複雑・ファジー小説
- Re: 龍の宅急便。 -Bring Heart to Lover- ( No.23 )
- 日時: 2012/04/12 21:34
- 名前: SHAKUSYA ◆fnwGhcGHos (ID: OHq3ryuj)
- 参照: キリア君活躍の巻。王様は水を差すのが大好き。
僕がぽけらーっとして王様と王妃様の優雅ですさまじき会話を拝聴していたら、演習場の方で、化鳥みたいな声が轟いた。僕も親方も、王族家臣の皆様方も、皆が一斉にそちらを向く。
高く高く、空に渦を巻くもの——
紅蓮の火柱。
親方は悪魔の形相を一瞬浮かべて、唇を噛み、無言のままそちらに駆け出す。僕は土に刺さっていた隊長さんの短剣を引っこ抜き、保持の印を手早く彫り直して、親方の後について走った。

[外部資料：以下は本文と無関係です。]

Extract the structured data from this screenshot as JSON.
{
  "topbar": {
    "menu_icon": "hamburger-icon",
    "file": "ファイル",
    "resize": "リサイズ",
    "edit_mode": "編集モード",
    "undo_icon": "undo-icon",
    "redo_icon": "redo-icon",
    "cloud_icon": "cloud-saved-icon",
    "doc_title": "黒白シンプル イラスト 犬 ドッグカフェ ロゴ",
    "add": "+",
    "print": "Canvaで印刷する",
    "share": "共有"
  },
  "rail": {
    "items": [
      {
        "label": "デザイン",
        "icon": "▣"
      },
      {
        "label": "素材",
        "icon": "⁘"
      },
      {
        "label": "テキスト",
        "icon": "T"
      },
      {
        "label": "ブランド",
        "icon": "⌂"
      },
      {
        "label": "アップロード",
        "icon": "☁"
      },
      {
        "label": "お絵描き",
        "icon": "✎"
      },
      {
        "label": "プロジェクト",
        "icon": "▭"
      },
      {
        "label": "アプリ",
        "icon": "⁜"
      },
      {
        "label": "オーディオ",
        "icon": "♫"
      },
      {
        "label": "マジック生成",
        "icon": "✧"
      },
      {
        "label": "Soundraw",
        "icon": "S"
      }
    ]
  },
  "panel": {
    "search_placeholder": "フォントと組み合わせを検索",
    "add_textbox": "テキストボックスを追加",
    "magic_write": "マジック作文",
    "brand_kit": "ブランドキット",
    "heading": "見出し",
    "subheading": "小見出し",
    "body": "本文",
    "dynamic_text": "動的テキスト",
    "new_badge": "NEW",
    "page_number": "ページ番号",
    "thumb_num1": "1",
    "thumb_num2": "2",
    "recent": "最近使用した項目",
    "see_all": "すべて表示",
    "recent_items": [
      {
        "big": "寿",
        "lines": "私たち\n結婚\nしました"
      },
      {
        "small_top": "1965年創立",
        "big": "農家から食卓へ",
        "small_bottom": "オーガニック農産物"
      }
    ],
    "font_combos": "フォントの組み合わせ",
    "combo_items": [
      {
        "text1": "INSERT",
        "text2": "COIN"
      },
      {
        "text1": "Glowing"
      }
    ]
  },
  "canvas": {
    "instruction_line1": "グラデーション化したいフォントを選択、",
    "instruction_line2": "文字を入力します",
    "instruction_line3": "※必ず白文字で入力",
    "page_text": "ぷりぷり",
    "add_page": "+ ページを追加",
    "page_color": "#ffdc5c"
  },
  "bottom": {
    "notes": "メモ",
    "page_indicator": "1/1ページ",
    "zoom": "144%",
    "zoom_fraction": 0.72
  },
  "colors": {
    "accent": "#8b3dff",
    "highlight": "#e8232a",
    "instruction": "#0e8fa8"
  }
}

で、何故か王様まで走ってついてくる! ぬぇえいワケが分からんっ! しかも何ちゃ足速いぞこの王様!
真っ先に現場にたどり着いた親方は、腰からあの年季の入った戦場刀を抜いて“水霊(ヴェッセラ)”を集める万象式をものすごく大雑把に地面に書き、それを臆面もなく踵で踏んづけて「集合(ヴェーザメィラ)!」と一声叫び、そのまま恐ろしい勢いで燃え盛っている炎の中に突っ込んで、中で半狂乱になっている軍人さんを思いっきり突き飛ばして自分も炎の渦の中から飛び出す。ヴェッセラのご加護のお陰で親方は無事だ。
で、一方の僕は消火活動。土に短剣を半ばまで刺し、そのまま土にミゾを刻むかたちで、エルデンを集合させる万象式とエルデンに土の動きを僕の意志にそって操作させる万象式を組み合わせて書いて、その上に手を置く。この際汚れることなんかは気にしてない。
「集合と操作(ヴェーザメィラ・ウント・ベディナーグ)」
僕の声から少し遅れて、火柱の周りの土が円形にちょっとばかし盛り上がる。
そして。
僕の意図していない現象が目の前で起きた。
盛り上がった土が一点に集まったかと思ったら一気に高く伸び上がって、いきなりぶっとい蛇みたいになりやがったのだ。そしてソレは根元からトグロを巻いて火を取り囲んだかと思えば、ぎゅっと巻いたトグロを搾って火の渦を消し飛ばし、そのあとはモグラが土にもぐり込むみたいにして土に還ってしまった。
僕ポカーン。軍人さんもポカーン。家臣もポカーン。親方までポカーン。王様だけがひたすらニコニコ。
って、まさか王様……。
「あああ、あの……さっきのは、あの?」
「そうだよ。わたしがやった」
……「そうだよ」じゃねぇぇぇぇぇぇえええええええっ! あっさり言ってのけるなぁぁぁぁぁああああああっ!